Identifying Off-Flavours in Beer – Acetaldehyde

Welcome to The Certified Beer Nerd with Nigel Ayling — your guide to the geeky side of beer.

Today’s off-flavour is acetaldehyde. If you’ve ever picked up a green apple, raw pumpkin, or freshly cut grass aroma in your beer, chances are you’ve come across it.

Acetaldehyde is a natural by-product of fermentation. Yeast produces it on the way to making alcohol. Normally, the yeast reabsorbs it and converts it into ethanol. But if fermentation is rushed, the yeast is stressed, or the beer is packaged too early, acetaldehyde can stick around. It can also reappear later in a beer’s life due to oxidation.
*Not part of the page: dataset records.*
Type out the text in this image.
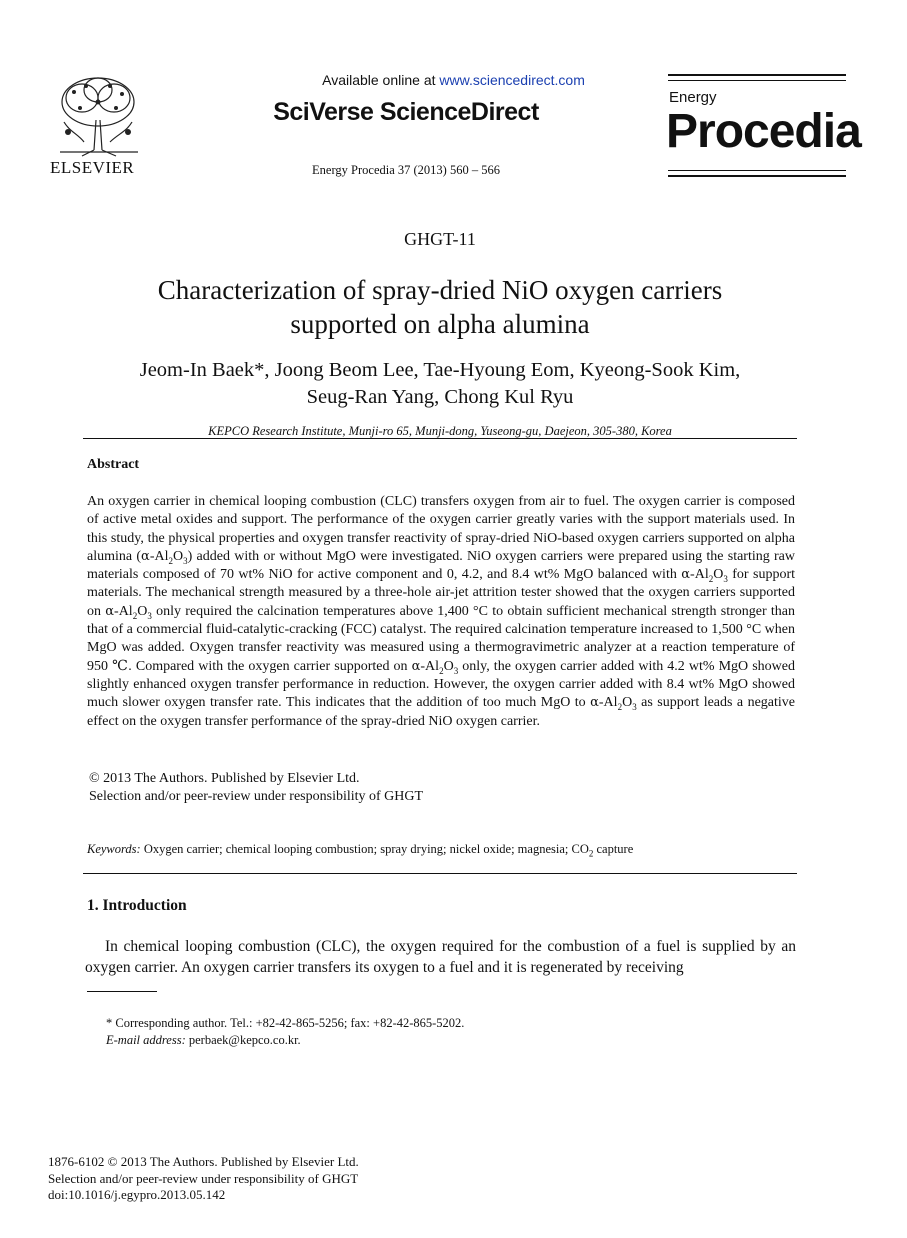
ELSEVIER
Available online at www.sciencedirect.com
SciVerse ScienceDirect
Energy Procedia 37 (2013) 560 – 566
Energy
Procedia
GHGT-11
Characterization of spray-dried NiO oxygen carriers
supported on alpha alumina
Jeom-In Baek*, Joong Beom Lee, Tae-Hyoung Eom, Kyeong-Sook Kim,
Seug-Ran Yang, Chong Kul Ryu
KEPCO Research Institute, Munji-ro 65, Munji-dong, Yuseong-gu, Daejeon, 305-380, Korea
Abstract
An oxygen carrier in chemical looping combustion (CLC) transfers oxygen from air to fuel. The oxygen carrier is composed of active metal oxides and support. The performance of the oxygen carrier greatly varies with the support materials used. In this study, the physical properties and oxygen transfer reactivity of spray-dried NiO-based oxygen carriers supported on alpha alumina $(\alpha-Al_2O_3)$ added with or without MgO were investigated. NiO oxygen carriers were prepared using the starting raw materials composed of 70 wt% NiO for active component and 0, 4.2, and 8.4 wt% MgO balanced with $\alpha-Al_2O_3$ for support materials. The mechanical strength measured by a three-hole air-jet attrition tester showed that the oxygen carriers supported on $\alpha-Al_2O_3$ only required the calcination temperatures above 1,400 °C to obtain sufficient mechanical strength stronger than that of a commercial fluid-catalytic-cracking (FCC) catalyst. The required calcination temperature increased to 1,500 °C when MgO was added. Oxygen transfer reactivity was measured using a thermogravimetric analyzer at a reaction temperature of 950 ℃. Compared with the oxygen carrier supported on $\alpha-Al_2O_3$ only, the oxygen carrier added with 4.2 wt% MgO showed slightly enhanced oxygen transfer performance in reduction. However, the oxygen carrier added with 8.4 wt% MgO showed much slower oxygen transfer rate. This indicates that the addition of too much MgO to $\alpha-Al_2O_3$ as support leads a negative effect on the oxygen transfer performance of the spray-dried NiO oxygen carrier.
© 2013 The Authors. Published by Elsevier Ltd.
Selection and/or peer-review under responsibility of GHGT
Keywords: Oxygen carrier; chemical looping combustion; spray drying; nickel oxide; magnesia; $CO_2$ capture
1. Introduction
In chemical looping combustion (CLC), the oxygen required for the combustion of a fuel is supplied by an oxygen carrier. An oxygen carrier transfers its oxygen to a fuel and it is regenerated by receiving
* Corresponding author. Tel.: +82-42-865-5256; fax: +82-42-865-5202.
E-mail address: perbaek@kepco.co.kr.
1876-6102 © 2013 The Authors. Published by Elsevier Ltd.
Selection and/or peer-review under responsibility of GHGT
doi:10.1016/j.egypro.2013.05.142
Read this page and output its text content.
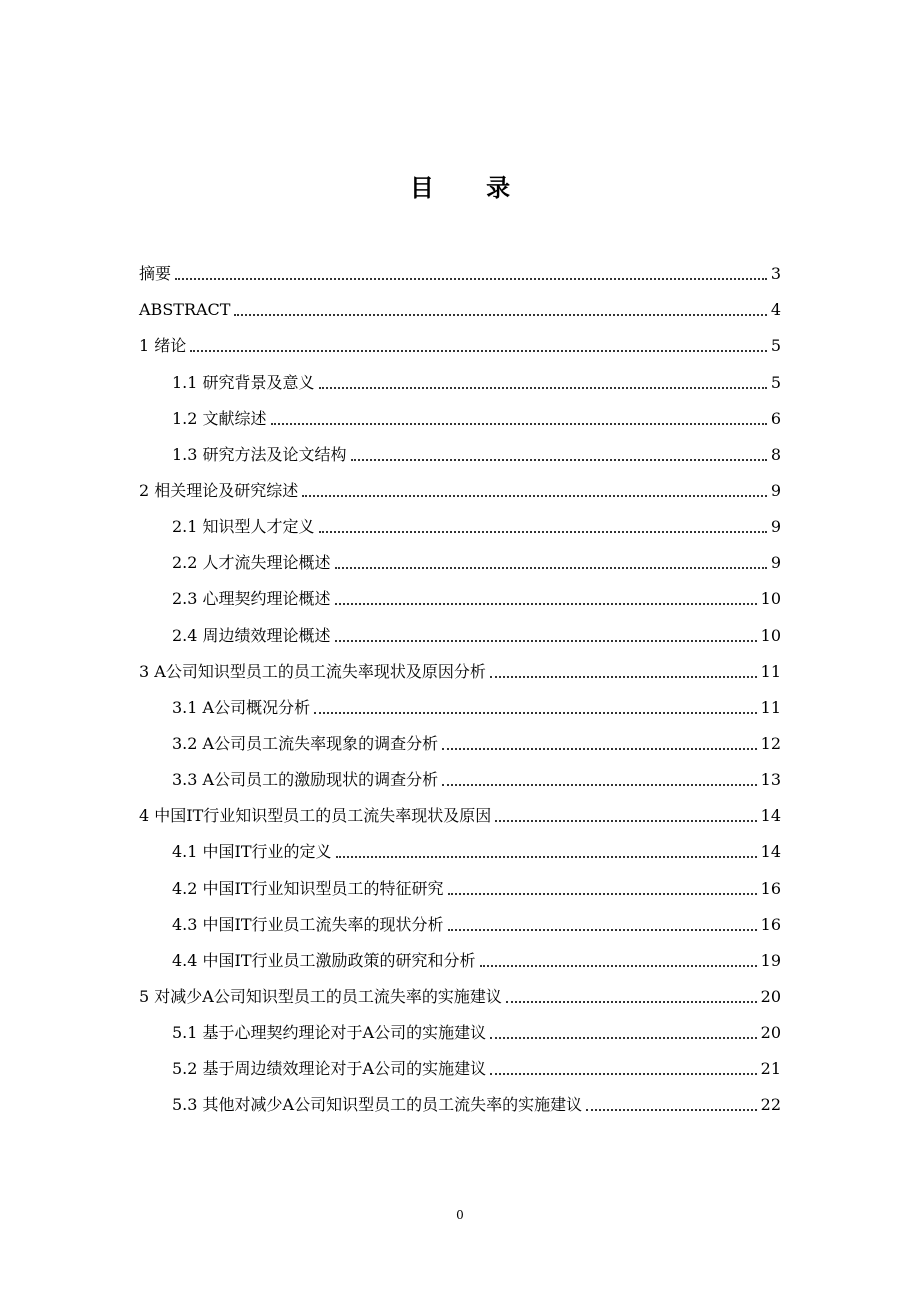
目 录
摘要	3
ABSTRACT	4
1 绪论	5
1.1 研究背景及意义	5
1.2 文献综述	6
1.3 研究方法及论文结构	8
2 相关理论及研究综述	9
2.1 知识型人才定义	9
2.2 人才流失理论概述	9
2.3 心理契约理论概述	10
2.4 周边绩效理论概述	10
3 A公司知识型员工的员工流失率现状及原因分析	11
3.1 A公司概况分析	11
3.2 A公司员工流失率现象的调查分析	12
3.3 A公司员工的激励现状的调查分析	13
4 中国IT行业知识型员工的员工流失率现状及原因	14
4.1 中国IT行业的定义	14
4.2 中国IT行业知识型员工的特征研究	16
4.3 中国IT行业员工流失率的现状分析	16
4.4 中国IT行业员工激励政策的研究和分析	19
5 对减少A公司知识型员工的员工流失率的实施建议	20
5.1 基于心理契约理论对于A公司的实施建议	20
5.2 基于周边绩效理论对于A公司的实施建议	21
5.3 其他对减少A公司知识型员工的员工流失率的实施建议	22

0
In most beer styles, acetaldehyde is considered a flaw, giving the impression of beer that’s “unfinished.” But there are exceptions: in American light lager, a low apple-like note is sometimes acceptable.

To train yourself, start with spiked samples or simply compare to a fresh Granny Smith apple. Once you’ve got that green-apple character in your sensory memory, you’ll always be able to identify it.

So next time your beer tastes more like cider than ale, it’s probably acetaldehyde at work.

That’s The Certified Beer Nerd — levelling up your tasting skills, one sip at a time.